Egocentric Visual Navigation through Hippocampal Sequences
Xiao-Xiong Lin, Yuk Hoi Yiu, Christian Leibold
TL;DR
The paper investigates how hippocampal theta sequences could emerge from intrinsic CA3 circuitry when driven by highly sparse dentate gyrus inputs. It introduces a minimal, biologically inspired model: a sparsified DG projection feeding a fixed CA3 sequence generator that acts as a shift-register reservoir, coupled to an actor–critic RL learner for egocentric navigation in a vision-based maze. Under sparse input, this CA3-based reservoir outperforms comparable LSTM cores, producing place-field–like tuning, orthogonalized DG representations, and distance-dependent population kernels, while performance degrades for dense inputs where LSTMs excel. The work provides a mechanistic account of hippocampal sequences with tangible RL implications, predicting how sequence length, sparsity, and remapping shape navigation and neural representations in the brain and offering a scalable inductive bias for reinforcement learning in sparse sensory regimes.
Abstract
Sequential activation of place-tuned neurons in an animal during navigation is typically interpreted as reflecting the sequence of input from adjacent positions along the trajectory.
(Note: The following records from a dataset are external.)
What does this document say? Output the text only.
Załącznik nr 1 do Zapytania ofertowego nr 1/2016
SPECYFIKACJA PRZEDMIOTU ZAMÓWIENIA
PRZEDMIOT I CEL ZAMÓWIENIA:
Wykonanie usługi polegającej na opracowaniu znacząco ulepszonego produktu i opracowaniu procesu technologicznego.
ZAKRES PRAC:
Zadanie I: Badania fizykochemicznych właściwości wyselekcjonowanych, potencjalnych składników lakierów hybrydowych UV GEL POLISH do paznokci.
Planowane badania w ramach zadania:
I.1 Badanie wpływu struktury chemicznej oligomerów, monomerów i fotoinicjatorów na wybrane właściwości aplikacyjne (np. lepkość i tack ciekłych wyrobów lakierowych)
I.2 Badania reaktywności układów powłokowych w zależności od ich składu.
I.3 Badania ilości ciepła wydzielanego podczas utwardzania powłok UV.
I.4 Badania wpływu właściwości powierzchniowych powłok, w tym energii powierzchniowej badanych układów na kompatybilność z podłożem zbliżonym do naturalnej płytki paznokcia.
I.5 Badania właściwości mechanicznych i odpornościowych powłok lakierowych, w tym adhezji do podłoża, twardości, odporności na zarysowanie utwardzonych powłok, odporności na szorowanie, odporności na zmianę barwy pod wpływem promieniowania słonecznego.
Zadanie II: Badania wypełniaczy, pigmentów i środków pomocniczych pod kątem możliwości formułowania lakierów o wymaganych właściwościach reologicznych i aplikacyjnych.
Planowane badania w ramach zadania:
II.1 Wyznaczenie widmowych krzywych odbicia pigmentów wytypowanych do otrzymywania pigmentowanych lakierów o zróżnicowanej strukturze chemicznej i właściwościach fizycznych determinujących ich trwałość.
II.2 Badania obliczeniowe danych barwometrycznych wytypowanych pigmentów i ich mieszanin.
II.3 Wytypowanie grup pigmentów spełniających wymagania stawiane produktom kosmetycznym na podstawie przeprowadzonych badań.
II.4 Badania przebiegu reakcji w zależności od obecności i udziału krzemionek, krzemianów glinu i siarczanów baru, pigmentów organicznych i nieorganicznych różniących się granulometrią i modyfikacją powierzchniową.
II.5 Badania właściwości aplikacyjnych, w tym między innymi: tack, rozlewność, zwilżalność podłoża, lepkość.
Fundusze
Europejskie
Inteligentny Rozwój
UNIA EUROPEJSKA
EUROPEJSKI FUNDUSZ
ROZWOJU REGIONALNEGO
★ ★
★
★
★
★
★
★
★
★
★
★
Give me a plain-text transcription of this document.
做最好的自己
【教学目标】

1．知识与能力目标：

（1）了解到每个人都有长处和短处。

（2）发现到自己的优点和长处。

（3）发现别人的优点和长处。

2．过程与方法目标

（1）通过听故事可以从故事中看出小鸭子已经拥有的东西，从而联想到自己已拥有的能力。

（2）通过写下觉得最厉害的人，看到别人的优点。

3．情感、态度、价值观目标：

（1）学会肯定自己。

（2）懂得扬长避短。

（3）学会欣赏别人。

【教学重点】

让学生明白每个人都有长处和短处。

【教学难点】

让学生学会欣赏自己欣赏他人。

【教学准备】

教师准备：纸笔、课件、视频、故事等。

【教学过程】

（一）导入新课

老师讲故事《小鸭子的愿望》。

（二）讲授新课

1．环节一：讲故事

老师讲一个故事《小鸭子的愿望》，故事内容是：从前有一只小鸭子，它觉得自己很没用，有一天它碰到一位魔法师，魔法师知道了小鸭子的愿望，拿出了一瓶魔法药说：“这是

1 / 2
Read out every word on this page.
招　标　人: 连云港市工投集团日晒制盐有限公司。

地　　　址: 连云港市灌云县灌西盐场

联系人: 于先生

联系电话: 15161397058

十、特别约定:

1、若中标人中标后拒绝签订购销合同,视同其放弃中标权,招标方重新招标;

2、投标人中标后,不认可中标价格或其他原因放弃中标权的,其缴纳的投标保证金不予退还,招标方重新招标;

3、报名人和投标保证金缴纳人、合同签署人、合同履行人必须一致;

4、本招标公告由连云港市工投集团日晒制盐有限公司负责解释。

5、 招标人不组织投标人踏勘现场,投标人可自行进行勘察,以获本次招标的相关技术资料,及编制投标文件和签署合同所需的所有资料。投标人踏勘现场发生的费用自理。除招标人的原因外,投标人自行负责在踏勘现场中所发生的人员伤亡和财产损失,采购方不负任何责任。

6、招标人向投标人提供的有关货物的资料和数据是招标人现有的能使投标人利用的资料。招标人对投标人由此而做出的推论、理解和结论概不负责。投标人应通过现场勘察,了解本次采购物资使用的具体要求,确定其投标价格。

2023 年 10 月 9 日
More recent theories about such place cells suggest sequences arise from abstract cognitive objectives like planning. Here, we propose a mechanistic and parsimonious interpretation to complement these ideas: hippocampal sequences arise from intrinsic recurrent circuitry that propagates activity without readily available input, acting as a temporal memory buffer for extremely sparse inputs. We implement a minimal sequence generator inspired by neurobiology and pair it with an actor-critic learner for egocentric visual navigation. Our agent reliably solves a continuous maze without explicit geometric cues, with performance depending on the length of the recurrent sequence. Crucially, the model outperforms LSTM cores under sparse input conditions (16 channels, ~2.5% activity), but not under dense input, revealing a strong interaction between representational sparsity and memory architecture. In contrast to LSTM agents, hidden sequence units develop localized place fields, distance-dependent spatial kernels, and task-dependent remapping, while inputs orthogonalize and spatial information increases across layers. These phenomena align with neurobiological data and are causal to performance. Together, our results show that sparse input synergizes with sequence-generating dynamics, providing both a mechanistic account of place cell sequences in the mammalian hippocampus and a simple inductive bias for reinforcement learning based on sparse egocentric inputs in navigation tasks.